Take an honest look at what you’re spending right now on everything from rent or your mortgage to car payments, groceries, clothing, and entertainment. Find things to cut or trim — for example, do you really need three streaming services? — and put that money into your retirement savings instead.
Some savvy belt tightening now could help give you a more financially secure future.
Contribute as much as you can to your 401(k).
If you can max out your 401(k), go for it. You’re allowed (per IRS rules) to contribute up to $23,000 in 2024. If that much isn’t possible, contribute at least enough to get your employer’s matching contribution. That’s essentially “free money” that can help build your retirement savings.
Consider opening an IRA.
If you’ve contributed the max to your workplace retirement plan, opening an IRA online could help you save even more for retirement. You can contribute up to $7,000 in an IRA for 2024, or $8,000 if you’re 50 or older. IRAs offer certain tax advantages that may help you save money as well by lowering your taxable income the year you contribute (traditional IRA), or allowing you to withdraw your money tax-free in retirement (Roth IRA).
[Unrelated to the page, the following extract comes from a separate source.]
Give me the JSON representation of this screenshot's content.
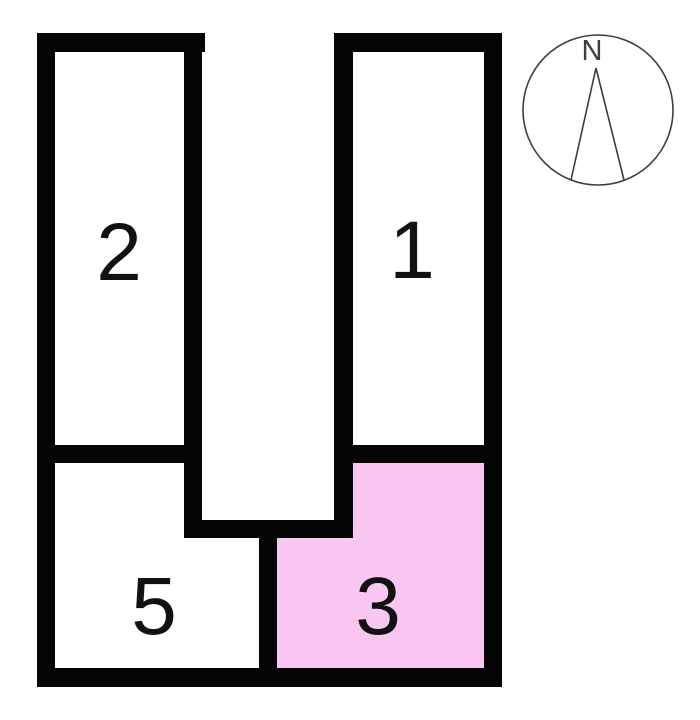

Recommended: How to Open an IRA: A Beginner’s Guide
Diversify your portfolio.
Whatever type of retirement account you have, including a brokerage account, diversifying your portfolio — which means investing your money across a variety of different asset classes — may help mitigate (though not eliminate) risk, rather than concentrating your funds all in one area.
Just make sure that the way you allocate your assets matches your retirement goals and your risk tolerance.
The Takeaway
Women are far behind men when it comes to retirement savings, due to a number of factors, including earning lower wages, and motherhood, which can mean time away from work, costing them in lost earnings. There’s also an emotional component involved: Women are less confident about investing overall.
However, building financial strength, and educating themselves about retirement planning is a good way for women to start saving for their future. Cutting expenses and directing that money into savings instead, participating in their workplace retirement plan, and opening an IRA or investment account are some of the ways women can take charge of their finances and help position themselves for a happy and secure retirement.